In statecraft, there are:
- truths: Oahu is an island.
- assumptions: Oahu is an island. Pearl Harbor is a good anchorage for naval vessels.
- theories: Oahu is an island. Pearl Harbor is a good anchorage for naval vessels. A fleet based at Pearl Harbor can attack into the western Pacific or block attacks into the eastern Pacific.
- hypotheses: Oahu is an island. Pearl Harbor is a good anchorage for naval vessels. A fleet based at Pearl Harbor can attack into the western Pacific or block attacks into the eastern Pacific. Moving the U.S. Pacific fleet to Pearl Harbor leaves it close enough to deter Japan but far enough away to be safe from Japanese attacks.

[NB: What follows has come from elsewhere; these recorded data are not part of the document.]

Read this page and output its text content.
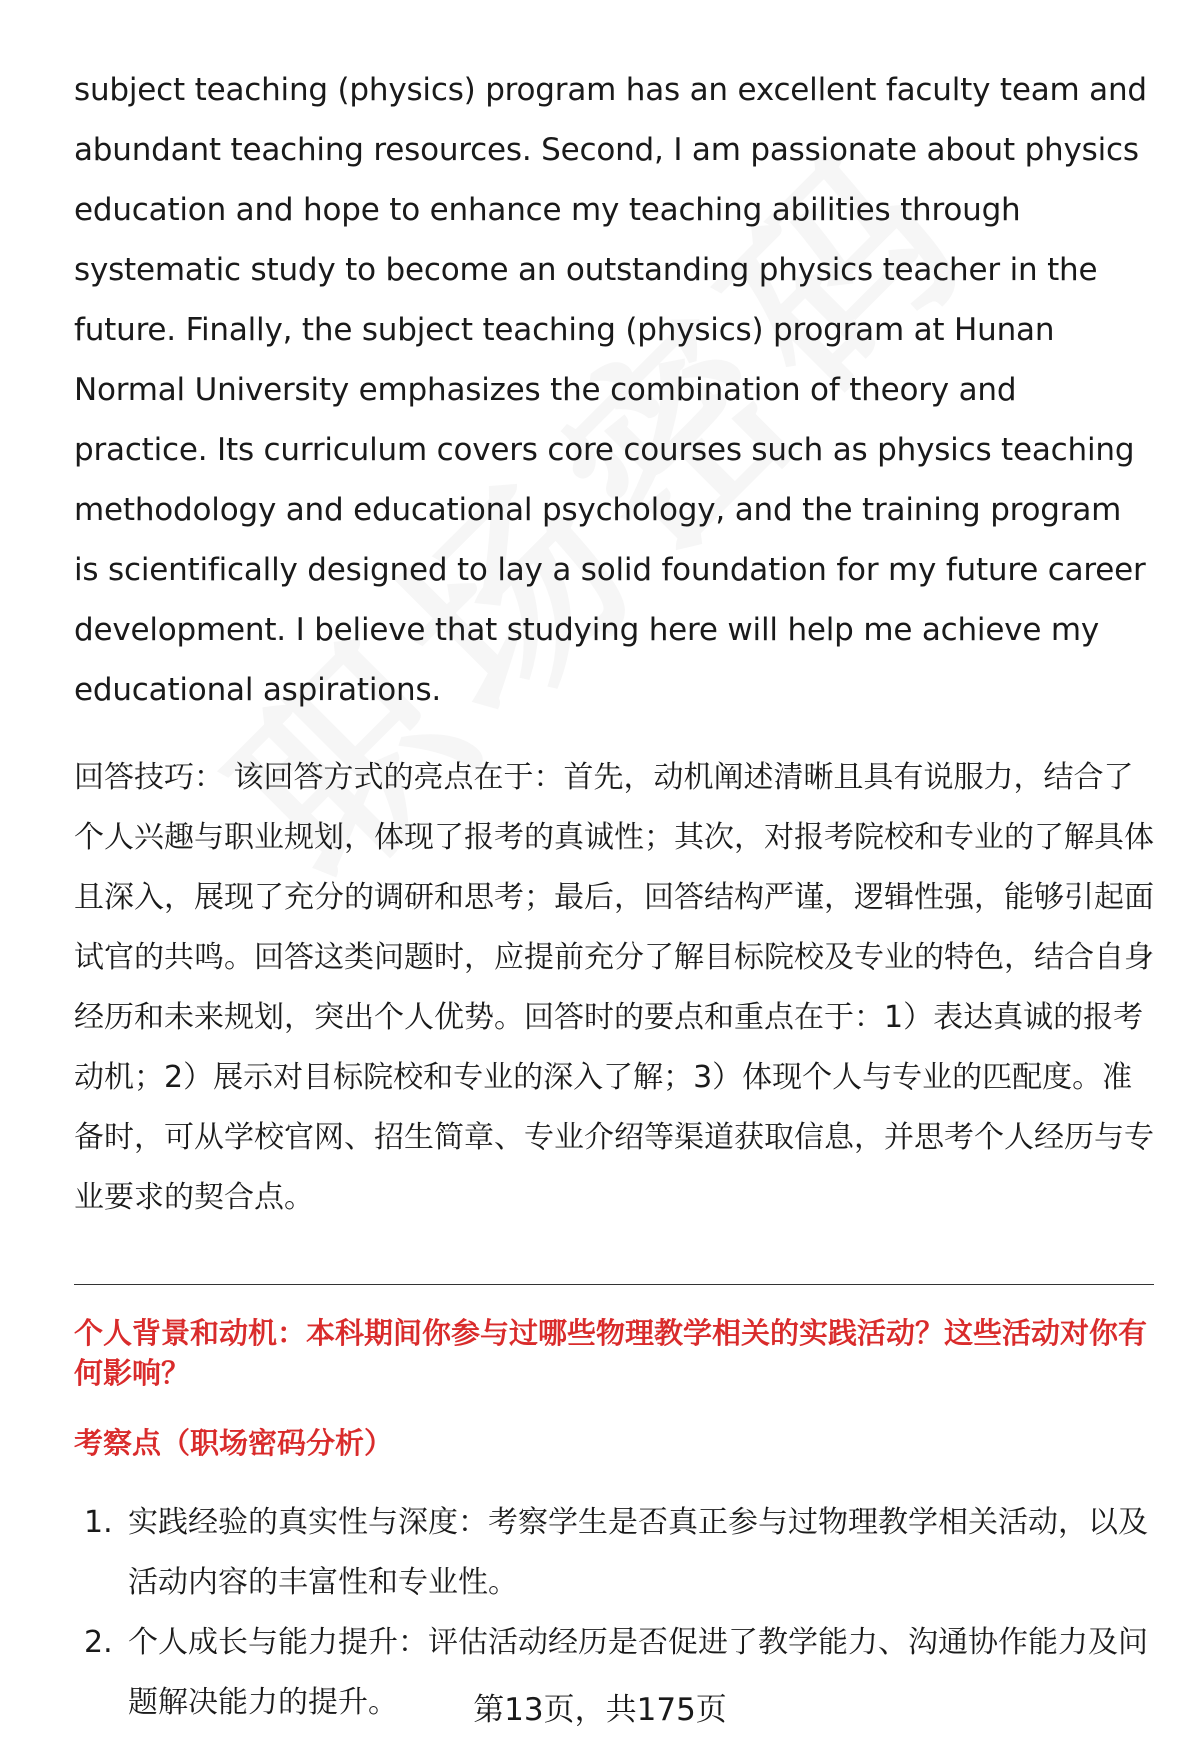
subject teaching (physics) program has an excellent faculty team and abundant teaching resources. Second, I am passionate about physics education and hope to enhance my teaching abilities through systematic study to become an outstanding physics teacher in the future. Finally, the subject teaching (physics) program at Hunan Normal University emphasizes the combination of theory and practice. Its curriculum covers core courses such as physics teaching methodology and educational psychology, and the training program is scientifically designed to lay a solid foundation for my future career development. I believe that studying here will help me achieve my educational aspirations.

回答技巧： 该回答方式的亮点在于：首先，动机阐述清晰且具有说服力，结合了个人兴趣与职业规划，体现了报考的真诚性；其次，对报考院校和专业的了解具体且深入，展现了充分的调研和思考；最后，回答结构严谨，逻辑性强，能够引起面试官的共鸣。回答这类问题时，应提前充分了解目标院校及专业的特色，结合自身经历和未来规划，突出个人优势。回答时的要点和重点在于：1）表达真诚的报考动机；2）展示对目标院校和专业的深入了解；3）体现个人与专业的匹配度。准备时，可从学校官网、招生简章、专业介绍等渠道获取信息，并思考个人经历与专业要求的契合点。

个人背景和动机：本科期间你参与过哪些物理教学相关的实践活动？这些活动对你有何影响？
考察点（职场密码分析）
1. 实践经验的真实性与深度：考察学生是否真正参与过物理教学相关活动，以及活动内容的丰富性和专业性。
2. 个人成长与能力提升：评估活动经历是否促进了教学能力、沟通协作能力及问题解决能力的提升。	第13页，共175页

- guesses: Oahu is an island. Pearl Harbor is a good anchorage for naval vessels. A fleet based at Pearl Harbor can attack into the western Pacific or block attacks into the eastern Pacific. Moving the U.S. Pacific fleet to Pearl Harbor leaves it close enough to deter Japanese aggression but far enough away to be safe from Japanese attack. The Japanese lack the will or power to attack Pearl Harbor with carrier based planes.
These are all exercises in faith. Eventually, they all end up reduced to fable. But each flavor of faith or fable differs from other flavors in the rigor of ritualized attention it demands, the fallout when it is followed or ignored, and the lessons it aspires to teach its true believers. The biggest risk run by statecraft is mistaking one kind of faith or fable for another and acting on that mistaken belief. Acting on a guess you have mistake for truth when the truth is that it is only a guess creates a mismatch between hard truth and hazy guess. It’s the impact of these mismatch that separate the harmful from the harmless and the tolerable from the inevitably fatal.